Macro-plan below; per-version scope lives in docs/roadmap.md.
gantt
title Typewriter — macro plan
dateFormat YYYY-MM-DD
axisFormat %b %Y
section MVP
v0.1 it writes, it pushes :v01, 2026-06-01, 4w
section Vim
v0.2 navigation :v02, after v01, 3w
v0.3 editing :v03, after v02, 3w
v0.4 visual + ex :v04, after v03, 2w
section Files
v0.5 palette + multi-file :v05, after v04, 3w
v0.6 markdown :v06, after v05, 2w
v0.7 search + git :v07, after v06, 3w
section Hardware polish
v0.8 battery + sleep :v08, after v07, 4w
v0.9 robustness :v09, after v08, 4w
v1.0 polish :v10, after v09, 4w
| Version | Theme | One-liner |
|---|---|---|
| v0.1 | MVP | Boots, edits one file, Ctrl-G pushes. |
| v0.2 | Vim nav | Normal/Insert, motions, line numbers. |
| v0.3 | Vim edit | dd yy p, undo/redo, counts. |
| v0.4 | Visual + ex | v V, :w :q :e, status line. |
| v0.5 | Files | Ctrl-P over /repo + /local, buffers. |
| v0.6 | Markdown | Headings, list continuation, soft-wrap. |
| v0.7 | Search + git | /, :Gpull, :Gbranch, commit msg. |
| v0.8 | Power | 18650 + sleep + lid switch. |
| v0.9 | Robustness | Crash-safe writes, reconnect, settings. |
| v1.0 | Polish | Boot ≤ 3 s, fonts, enclosure, guide. |
| v1.x | Stretch | 10.3" panel, spell-check, themes, BLE. |
Repo layout (planned)
/firmware Rust crate, esp-idf-rs target
(SD card mounted at runtime contains /repo and /local)
/src
editor/ rope buffer, modes, keymap
render/ embedded-graphics + dirty rects
git/ gitoxide wrapper, auth
usb/ TinyUSB host glue
fs/ SD + NVS
build.rs
sdkconfig.defaults
/hardware BOM, schematic, enclosure (later)
/docs ADRs, power measurements
package.json pnpm + oxfmt — formatting toolchain for docs/JSON
(companions: pnpm-lock.yaml, .oxfmtrc.json, .node-version)
Open questions / risks (tracked, not yet resolved)

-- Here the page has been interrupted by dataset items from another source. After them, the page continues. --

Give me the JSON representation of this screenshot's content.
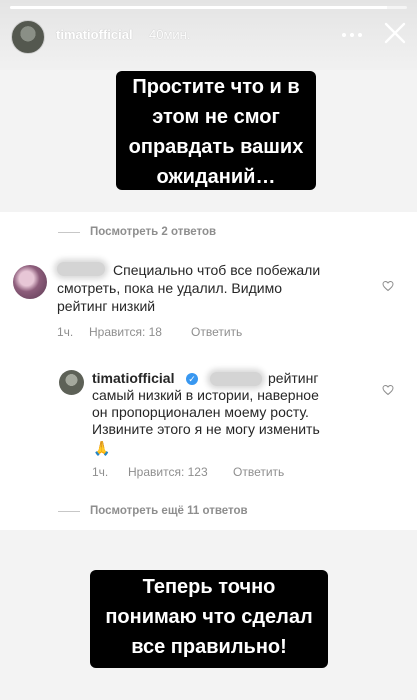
{
  "story": {
    "username": "timatiofficial",
    "time": "40мин.",
    "progress_fraction": 0.95
  },
  "captions": {
    "top": [
      "Простите что и в",
      "этом не смог",
      "оправдать ваших",
      "ожиданий…"
    ],
    "bottom": [
      "Теперь точно",
      "понимаю что сделал",
      "все правильно!"
    ]
  },
  "thread": {
    "view_replies_top": "Посмотреть 2 ответов",
    "comment1": {
      "lines": [
        "Специально чтоб все побежали",
        "смотреть, пока не удалил. Видимо",
        "рейтинг низкий"
      ],
      "time": "1ч.",
      "likes": "Нравится: 18",
      "reply": "Ответить"
    },
    "comment2": {
      "username": "timatiofficial",
      "lines": [
        "рейтинг",
        "самый низкий в истории, наверное",
        "он пропорционален моему росту.",
        "Извините этого я не могу изменить"
      ],
      "emoji": "🙏",
      "time": "1ч.",
      "likes": "Нравится: 123",
      "reply": "Ответить"
    },
    "view_replies_bottom": "Посмотреть ещё 11 ответов"
  },
  "icons": {
    "more": "more-icon",
    "close": "close-icon",
    "heart": "heart-icon",
    "verified": "verified-icon"
  },
  "colors": {
    "verified": "#3897f0",
    "meta_text": "#8e8e8e",
    "caption_bg": "#000000"
  }
}
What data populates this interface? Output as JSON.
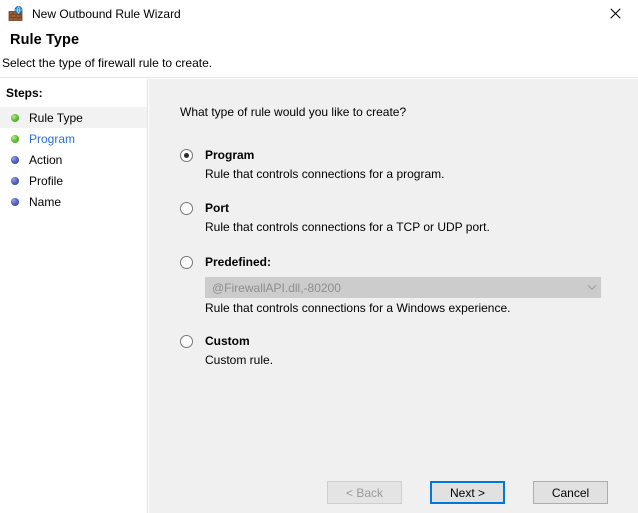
{
  "window": {
    "title": "New Outbound Rule Wizard",
    "icon": "firewall-wall-globe-icon",
    "close_label": "✕"
  },
  "header": {
    "title": "Rule Type",
    "subtitle": "Select the type of firewall rule to create."
  },
  "sidebar": {
    "label": "Steps:",
    "items": [
      {
        "label": "Rule Type",
        "state": "current",
        "bullet_color": "#5fbb33",
        "is_link": false
      },
      {
        "label": "Program",
        "state": "done",
        "bullet_color": "#5fbb33",
        "is_link": true
      },
      {
        "label": "Action",
        "state": "pending",
        "bullet_color": "#4755b4",
        "is_link": false
      },
      {
        "label": "Profile",
        "state": "pending",
        "bullet_color": "#4755b4",
        "is_link": false
      },
      {
        "label": "Name",
        "state": "pending",
        "bullet_color": "#4755b4",
        "is_link": false
      }
    ]
  },
  "main": {
    "question": "What type of rule would you like to create?",
    "options": [
      {
        "id": "program",
        "label": "Program",
        "description": "Rule that controls connections for a program.",
        "selected": true
      },
      {
        "id": "port",
        "label": "Port",
        "description": "Rule that controls connections for a TCP or UDP port.",
        "selected": false
      },
      {
        "id": "predefined",
        "label": "Predefined:",
        "description": "Rule that controls connections for a Windows experience.",
        "selected": false,
        "combo_value": "@FirewallAPI.dll,-80200",
        "combo_disabled": true
      },
      {
        "id": "custom",
        "label": "Custom",
        "description": "Custom rule.",
        "selected": false
      }
    ]
  },
  "footer": {
    "back_label": "< Back",
    "back_disabled": true,
    "next_label": "Next >",
    "next_focused": true,
    "cancel_label": "Cancel"
  },
  "colors": {
    "accent": "#0078d7",
    "link": "#2a6ed8",
    "panel_bg": "#f0f0f0",
    "sidebar_bg": "#ffffff",
    "step_done": "#5fbb33",
    "step_pending": "#4755b4",
    "disabled_text": "#8d8d8d"
  }
}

gix-clone+gix-packsmart-HTTP push working onesp-idf-rswith mbedtls — needs an early spike before locking the stack.- TinyUSB host stability with arbitrary HID descriptors (Nuphy reports consumer-control keys we may need to ignore).
- Heap fragmentation over a long writing session with PSRAM allocator.
- Real-world e-ink ghosting with current partial-refresh cadence.
These get resolved by writing code, not by deciding harder.